Now it’s basically getting lapped.

A new Barclays market share analysis ranked KFC as the worst performer out of 76 restaurant chains tracked, after losing more share in its category than any other chain across their respective cuisines.

KFC is bleeding share fast

Barclays data shows KFC’s share of US quick-service chicken sales fell hard over the last five years:

  • 2019: 15% market share

  • 2024: 9.4% market share

That’s a massive drop for what’s supposed to be the legacy king of fried chicken.

Everyone is eating KFC’s lunch

The brutal part is this isn’t happening in a weak chicken market.

Chicken demand is booming, and basically every fast food chain has been smashing the “we need chicken” button to drive sales.

But instead of KFC winning, challengers have been taking bites out of it, including:

Dave’s Hot Chicken
Jollibee
Slim Chickens
Wingstop $WING ( ▲ 1.13% )

Wingstop in particular has been the big winner, with market share rising from 4.8% in 2019 to 8.4% in 2024, nearly catching KFC.

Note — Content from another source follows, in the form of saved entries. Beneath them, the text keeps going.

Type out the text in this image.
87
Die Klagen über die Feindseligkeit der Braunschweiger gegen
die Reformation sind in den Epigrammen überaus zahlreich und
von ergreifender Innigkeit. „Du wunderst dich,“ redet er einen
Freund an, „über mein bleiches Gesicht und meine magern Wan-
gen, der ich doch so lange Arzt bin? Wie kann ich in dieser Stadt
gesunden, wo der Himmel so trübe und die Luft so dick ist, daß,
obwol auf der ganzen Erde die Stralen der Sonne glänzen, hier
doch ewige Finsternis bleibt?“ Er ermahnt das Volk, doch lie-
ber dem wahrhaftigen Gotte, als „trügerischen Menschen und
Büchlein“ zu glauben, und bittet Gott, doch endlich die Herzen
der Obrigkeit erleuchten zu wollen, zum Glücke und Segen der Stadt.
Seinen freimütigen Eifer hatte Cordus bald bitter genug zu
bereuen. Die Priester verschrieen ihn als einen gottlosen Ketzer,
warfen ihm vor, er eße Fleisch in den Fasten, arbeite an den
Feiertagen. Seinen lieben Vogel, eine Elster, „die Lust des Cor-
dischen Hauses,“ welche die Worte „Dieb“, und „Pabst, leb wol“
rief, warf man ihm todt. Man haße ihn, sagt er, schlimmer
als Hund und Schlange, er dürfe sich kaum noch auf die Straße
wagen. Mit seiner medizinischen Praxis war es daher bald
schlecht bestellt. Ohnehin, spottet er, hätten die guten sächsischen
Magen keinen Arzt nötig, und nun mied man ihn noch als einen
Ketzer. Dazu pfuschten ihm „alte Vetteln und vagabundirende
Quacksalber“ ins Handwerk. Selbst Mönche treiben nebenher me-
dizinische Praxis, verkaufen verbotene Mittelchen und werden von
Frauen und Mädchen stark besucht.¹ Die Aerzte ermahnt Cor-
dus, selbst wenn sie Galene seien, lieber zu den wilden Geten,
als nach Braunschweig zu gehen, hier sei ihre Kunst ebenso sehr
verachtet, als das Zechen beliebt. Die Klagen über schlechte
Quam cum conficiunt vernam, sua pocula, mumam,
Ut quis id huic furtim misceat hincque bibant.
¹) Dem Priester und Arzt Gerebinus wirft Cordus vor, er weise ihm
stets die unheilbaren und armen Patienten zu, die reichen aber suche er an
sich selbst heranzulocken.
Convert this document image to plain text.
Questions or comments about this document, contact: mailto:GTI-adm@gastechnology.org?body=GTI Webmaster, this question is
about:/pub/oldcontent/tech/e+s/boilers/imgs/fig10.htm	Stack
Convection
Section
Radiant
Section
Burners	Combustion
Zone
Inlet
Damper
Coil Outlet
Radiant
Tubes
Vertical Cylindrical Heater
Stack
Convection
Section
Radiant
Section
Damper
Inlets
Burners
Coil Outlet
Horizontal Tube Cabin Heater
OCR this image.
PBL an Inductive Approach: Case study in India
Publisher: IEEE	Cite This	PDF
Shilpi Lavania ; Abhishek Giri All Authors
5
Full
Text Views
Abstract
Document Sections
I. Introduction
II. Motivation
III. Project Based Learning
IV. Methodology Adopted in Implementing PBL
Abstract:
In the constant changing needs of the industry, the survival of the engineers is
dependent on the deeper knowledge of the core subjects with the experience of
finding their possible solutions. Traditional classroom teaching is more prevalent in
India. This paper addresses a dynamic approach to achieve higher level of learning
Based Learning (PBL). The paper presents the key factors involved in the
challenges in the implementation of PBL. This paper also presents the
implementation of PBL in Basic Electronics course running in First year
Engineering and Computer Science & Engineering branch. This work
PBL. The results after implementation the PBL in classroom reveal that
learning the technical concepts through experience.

Bad look for Yum across the board

This isn’t just a KFC problem.

Barclays also flagged Yum’s other major brands as among the biggest share losers in their categories:

Pizza Hut: down 3.4%
Taco Bell: down 4.1%

So while the market is growing and rivals are thriving, Yum’s core brands are quietly losing relevance.

Bottom line

KFC didn’t just underperform.

It got fried.

Chicken is the hottest game in fast food right now, and the brand that should have been the default winner is watching newer chains build cult followings and steal market share in real time.